This adds qt5-qmultimedia and openal-soft as two dependencies as a replacement to the nsight-compute-2019.4.0.
I think there’s something wrong with resolving the package names when there are multiple repositories having multiple packages but with the same name. Of course, a sane way of solving this would be to pick the one having a greater version number but this also makes it a critical vulnerability as well. Imagine, if I went ahead and created a COPR for nano with version ahead than 5.3-4.
Looks like nsight-compute-2019.4.0 provides some of the wireshark dependencies and somehow wins over qt5-qmultimedia and openal-soft. I think this is why adding too much 3. party repos is frowned upon and at some point breaks your installation. Adding some arbitrary repo is definitely a security risk and you can prevent this with sticking with the well known and trusted repos, like RPMFusion.
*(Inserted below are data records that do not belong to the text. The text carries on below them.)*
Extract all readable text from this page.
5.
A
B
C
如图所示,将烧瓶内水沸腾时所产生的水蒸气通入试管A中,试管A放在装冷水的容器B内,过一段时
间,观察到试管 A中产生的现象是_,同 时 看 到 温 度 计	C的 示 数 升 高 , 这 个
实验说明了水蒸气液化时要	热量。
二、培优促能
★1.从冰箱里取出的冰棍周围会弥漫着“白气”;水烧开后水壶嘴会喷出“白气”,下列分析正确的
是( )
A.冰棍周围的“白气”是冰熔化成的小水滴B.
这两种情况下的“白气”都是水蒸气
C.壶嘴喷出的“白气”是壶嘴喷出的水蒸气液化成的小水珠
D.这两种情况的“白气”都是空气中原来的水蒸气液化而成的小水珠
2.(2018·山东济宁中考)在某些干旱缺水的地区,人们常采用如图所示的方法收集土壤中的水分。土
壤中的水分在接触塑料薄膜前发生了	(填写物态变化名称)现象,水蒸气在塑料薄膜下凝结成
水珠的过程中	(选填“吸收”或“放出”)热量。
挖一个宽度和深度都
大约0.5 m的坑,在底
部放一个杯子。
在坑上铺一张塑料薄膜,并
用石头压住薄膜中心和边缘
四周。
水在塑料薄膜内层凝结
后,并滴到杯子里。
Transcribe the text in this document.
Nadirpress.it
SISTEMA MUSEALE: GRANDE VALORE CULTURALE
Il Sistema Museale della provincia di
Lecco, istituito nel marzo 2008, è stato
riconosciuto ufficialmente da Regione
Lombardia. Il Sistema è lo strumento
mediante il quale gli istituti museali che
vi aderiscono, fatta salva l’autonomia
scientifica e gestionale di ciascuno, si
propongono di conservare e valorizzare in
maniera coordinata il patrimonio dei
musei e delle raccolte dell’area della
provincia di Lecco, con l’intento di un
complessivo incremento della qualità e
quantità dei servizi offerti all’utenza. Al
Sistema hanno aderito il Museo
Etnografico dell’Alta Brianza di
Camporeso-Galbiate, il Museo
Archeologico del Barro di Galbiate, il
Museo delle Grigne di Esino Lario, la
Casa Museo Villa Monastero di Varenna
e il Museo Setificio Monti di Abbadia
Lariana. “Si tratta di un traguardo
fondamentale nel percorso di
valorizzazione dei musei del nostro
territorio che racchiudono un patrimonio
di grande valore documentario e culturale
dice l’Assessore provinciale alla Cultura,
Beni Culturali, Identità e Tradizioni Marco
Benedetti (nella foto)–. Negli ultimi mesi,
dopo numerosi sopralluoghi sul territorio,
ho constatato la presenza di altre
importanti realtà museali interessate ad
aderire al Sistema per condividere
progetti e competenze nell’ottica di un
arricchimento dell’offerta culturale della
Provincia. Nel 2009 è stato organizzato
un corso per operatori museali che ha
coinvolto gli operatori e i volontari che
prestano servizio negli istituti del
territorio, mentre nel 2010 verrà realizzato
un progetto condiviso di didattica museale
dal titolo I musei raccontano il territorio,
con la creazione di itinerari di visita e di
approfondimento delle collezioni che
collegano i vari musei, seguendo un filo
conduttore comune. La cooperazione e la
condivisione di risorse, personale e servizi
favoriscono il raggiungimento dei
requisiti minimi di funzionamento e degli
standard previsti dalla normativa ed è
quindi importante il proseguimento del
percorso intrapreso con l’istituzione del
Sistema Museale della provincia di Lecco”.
So, wireshark doesn’t need it. This package, for some reason, is providing a capability that wireshark depends—which in Fedora are fulfilled successfully by the other dependencies. You can check capabilities that a package provides using dnf repoquery --provides <package name>. I’m sure you’ll find that the nsight-compute one provides stuff that the qt5-qtmultimedia etc. provide. Maybe it just bundles them—who knows what’s in the 260MiB rpm! XD
You can use the priority setting in the repository’s config file to ensure that packages from the Fedora and RPM Fusion repositories are always preferred to other repositories. man dnf.conf for more info on how to use it.
I’ll update the topic here to better describe the issue, since “wireshare now needs CUDA software as its dependencies” is not an accurate description
Well that explains why COPR, even when one of the reliable places to build packages, still isn’t officially supported by the infrastructure. Resolution of packages with same name across multiple repositories is still a gray area as there’s no order of precedence that is maintained in the repository listing when fetching the packages. A package with a greater version will supercede even when it hails from a non-default repo.
That would be a worthwhile experiment that would keep me entertained and also help with some deductions.
Wait. Is there a way of setting priority across repositories? Why don’t we have a quick doc about it yet?
Yes, please go ahead and do so. The installation of Wireshark before repo disabling had a funny outcome hence I decided to give a funny title to the post noting the observation.
I’d say because it’s an advanced config and we don’t want users installing random third party repos just because they can tweak repository priority. It really isn’t something that everyone should be using. A majority of our user base should be sticking to Fedora + RPMFusion, and the advanced folks should be advanced enough to read the man pages
PS: if you can get in touch with the provider of this cuda repository, you should inform them that they’re providing badly packaged rpms that overrun Fedora packages. If this is necessary, they should clearly document this so that their users are aware.
Perhaps the defaults should be reconsidered to not override the official repos unless the priority is specified explicitly in the repo file, i.e. change the official repos priority to something like 50 by default.
@mattdm, is it possible to propose this change for the next release?